Sunday, April 6, 2008

Sunday

I might be absent from the blog for a few days. I am going to Fort Wayne to visit the brother tomorrow. I missed his birthday on my road trip, so I am taking him birthday brownies and his birthday present. Plus, I have never seen his place since he moved up there. I can't believe how long it's been since I've seen my family. I'm not so used to this long-distance family thing. Anway, I should be back sometime Tues evening--hopefully in time for life group, but I am not sure.

I went to the video store and rented Psycho and The Sting this afternoon. Both great classic movies. I had never seen Psycho before. WOW. Outstanding acting, outstanding direction--unbelievably creepy. But it is definitely a work of art. There were moments when I got goosebumps because the filmography (is that even a word? I don't think so...) was so good. I'm watching The Sting now. Robert Redford and Paul Newman. Yes, please.

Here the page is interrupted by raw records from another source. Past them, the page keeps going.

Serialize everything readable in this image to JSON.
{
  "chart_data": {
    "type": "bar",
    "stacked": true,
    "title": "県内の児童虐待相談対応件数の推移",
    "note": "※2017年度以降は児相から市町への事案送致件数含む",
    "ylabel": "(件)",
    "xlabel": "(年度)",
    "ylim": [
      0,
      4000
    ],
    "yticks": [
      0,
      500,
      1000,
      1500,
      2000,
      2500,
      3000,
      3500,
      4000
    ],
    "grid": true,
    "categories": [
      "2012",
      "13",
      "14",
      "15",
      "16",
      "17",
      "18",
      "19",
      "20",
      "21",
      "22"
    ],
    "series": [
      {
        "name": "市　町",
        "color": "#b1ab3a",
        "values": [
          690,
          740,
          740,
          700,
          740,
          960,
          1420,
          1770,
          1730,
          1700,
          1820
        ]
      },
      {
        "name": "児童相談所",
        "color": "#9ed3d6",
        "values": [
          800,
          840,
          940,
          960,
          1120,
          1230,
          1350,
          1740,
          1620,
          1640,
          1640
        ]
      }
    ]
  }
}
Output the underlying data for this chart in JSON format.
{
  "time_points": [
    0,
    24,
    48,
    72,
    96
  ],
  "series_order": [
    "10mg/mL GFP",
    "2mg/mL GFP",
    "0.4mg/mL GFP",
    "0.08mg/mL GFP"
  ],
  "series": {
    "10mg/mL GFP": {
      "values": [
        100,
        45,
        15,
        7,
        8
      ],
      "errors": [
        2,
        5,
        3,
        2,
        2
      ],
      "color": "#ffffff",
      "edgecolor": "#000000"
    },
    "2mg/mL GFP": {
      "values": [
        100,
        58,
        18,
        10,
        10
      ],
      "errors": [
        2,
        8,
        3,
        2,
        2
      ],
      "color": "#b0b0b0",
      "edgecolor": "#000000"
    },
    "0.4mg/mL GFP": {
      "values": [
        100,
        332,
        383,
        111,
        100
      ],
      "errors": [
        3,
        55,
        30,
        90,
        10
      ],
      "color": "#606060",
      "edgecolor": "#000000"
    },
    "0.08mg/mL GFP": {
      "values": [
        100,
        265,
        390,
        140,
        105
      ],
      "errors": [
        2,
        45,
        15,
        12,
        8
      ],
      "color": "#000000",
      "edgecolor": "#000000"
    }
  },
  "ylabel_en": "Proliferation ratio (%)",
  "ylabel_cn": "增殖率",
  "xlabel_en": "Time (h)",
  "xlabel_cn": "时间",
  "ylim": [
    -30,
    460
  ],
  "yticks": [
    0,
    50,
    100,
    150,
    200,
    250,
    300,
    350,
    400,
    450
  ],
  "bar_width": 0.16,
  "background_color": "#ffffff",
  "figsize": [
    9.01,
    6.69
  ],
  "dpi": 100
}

So...I have been thinking since church this morning. Thankfully, Tony's sermons have that effect on me. I haven't been thinking about the sermon per se, though...more about an old problem that the sermon reminded me of. Basically, I feel like God is prompting me to speak to someone, but I just feel too weird about it. "Hi...I know we've never really talked before, but I feel like God wants me to talk with you about the issues I have with leadership. Can we chat?" Feeling "weird" is not really a good reason not to obey God, but it's one that I have a seriously hard time overcoming.

As if this post isn't weird. I don't really know what I want to say sometimes. I guess I am just looking for reassurance, or someone to tell me to get off my butt and do it, or someone to say they've had a prophetic word from God for me. Somehow that would make it seem less "weird" to me. I think I should seriously try to make it home in time for LG, because evidently, I seriously need some prayer.

1 comment:

Kristyn said...

this post reminds me of things i have been thinking about lately. sometimes i think i ask people to validate my emotions (i.e. 'this happened, and now i want to do this. do you think that's okay?') or i want a straight-up sign from God to show that i'm making the right decisions. sometimes, those things are good. but other times, i wonder if it's just a fear of decisions on my part (since decisions close doors--and then you've made a decision and you can NEVER GO BACK--it's scary!) it's like i'm not willing to be responsible for my own decisions, or take authority of my own life. i don't know. life is weird, kelsey.